Repair of Truncus Arteriosus


Repair of simple truncus arteriosus

Stage I: Preparation

  • The room is cooled as much as possible to start surface cooling.
  • The patient is kept on minimal oxygen (usually room air) and maintained on relative hypoventilation.
  • Aprotinin, solumedrol (30 mg/kg), Regitine (0.1 mg/kg), and prophylactic antibiotics are administered.
  • Standard median sternotomy, harvesting of pericardium and fixation in glutaraldehyde, and heparinization are performed.
  • The right pulmonary artery is dissected free on the right side of the aorta, and a silk snare placed around it. In the event of hemodynamic instability, this can be snared down to increase coronary blood flow.
  • The aorta is cannulated high, well above the bifurcation of the truncus
  • The venous cannula is placed through the right atrial appendage.
  • Cardiopulmonary bypass is started, and the patient cooled to 18 - 20° C over a period of 20 minutes.
  • The left and right pulmonary arteries are completely mobilized past the takeoff of their first branches, and are snared and occluded.
  • During the initial cooling phase of bypass, the coronary arteries are identified, and the bifurcation of the truncal root is carefully examined. After aortic cross clamping and administration of cardioplegia, the pulmonary artery snares are removed.

Stage II: Repair

  • The pulmonary arteries are excised from the truncal root. This is performed under either circulatory arrest or about half-flow cardiopulmonary bypass. Adequate tissue should surround the orifices of the branch pulmonary arteries in order to facilitate the subsequent conduit anastomosis. Great attention is given to the location and origin of the coronary arteries so as to not injure them during excision of the pulmonary arteries.
  • If there is a main pulmonary artery segment before the bifurcation of the pulmonary artery branches, this is easily performed.
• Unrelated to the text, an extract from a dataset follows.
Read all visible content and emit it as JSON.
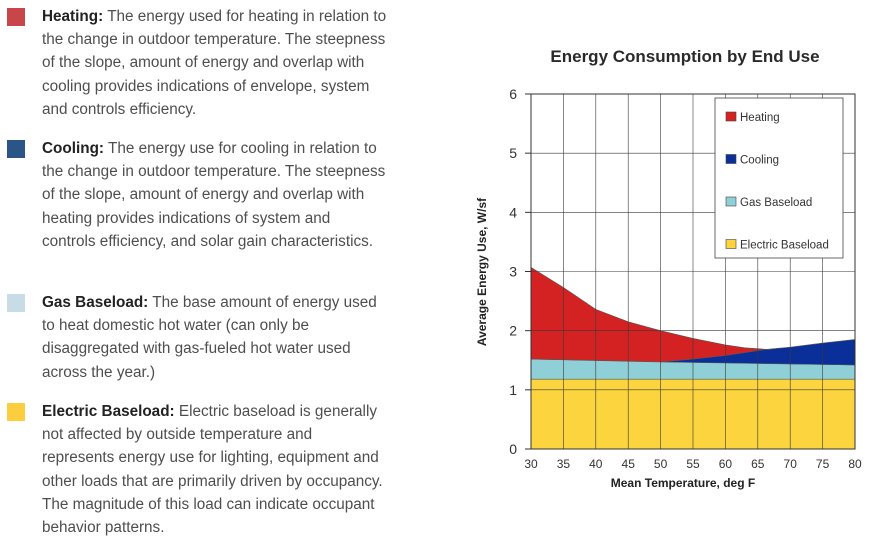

    If there is little or no main pulmonary artery tissue, then some to the truncal tissue surrounding the branch pulmonary arteries must also be removed.

    If the branch pulmonary arteries originate quite separately from each other, then the truncal root is transected proximally and distally to the take-off of the branch pulmonary arteries. This not only facilitates the excision of the pulmonary arteries, but also provides adequate tissue for the distal conduit anastomosis.

  • The defect in the truncal root is closed. Careful attention to the truncal valve and the coronary ostia is critical to this phase of the operation.
  • The defect is closed primarily in the majority of cases.

    In cases where some truncal tissue was excised during removal of the branch pulmonary arteries, it may be necessary to close the defect with a patch of pericardium.

    In cases of truncal transection, a primary end-to-end anastomosis of the truncal root to the ascending aorta is performed.

  • The ventricular septal defect is closed. A longitudinal incision is made into the right ventricle, beginning just below the truncal valve annulus. This exposes the ventricular septal defect. The incision is extended into the right ventricle just far enough to expose the defect and create a right ventricular opening of appropriate size for the conduit. If an anterior descending coronary artery or other large coronary branches cross this area, the incision must be modified to preserve this vessel. Because the outlet septum is absent, the superior aspect of the defect is closed by applying the patch to the cut edge of the right ventriculotomy just below the truncal valve.
  • The atrial septal defect is closed. The atrial septum is either retrograde through the tricuspid valve or through a small right atriotomy. If a patent foramen ovale is present, it is left alone. If a large secundum atrial septal defect is present, it is partially closed by overlapping the septum primum to the left side of the limbus, thus creating a small defect (2 to 3 mm) in the form of a patent foramen ovale. The atriotomy is closed
  • Cardiopulmonary bypass and core rewarming begun.
  • A valved allograft is then used to construct a right ventricular outflow tract. This is usually a size 8 - 12 mm conduit. The distal anastomosis is constructed first using running 6-0 polypropylene suture. The proximal end of the allograft is then sutured to the edge of the right ventriculotomy, often incorporating ventricular muscle and the superior rim of the patch on the ventricular septal defect. About 30% to 40% of the circumference of the graft is sutured in this way. A pericardial hood is then used to complete the reconstruction of the right ventricular outflow tract; the hood is attached to the remaining circumference of the allograft and to the remainder of the ventriculotomy incision.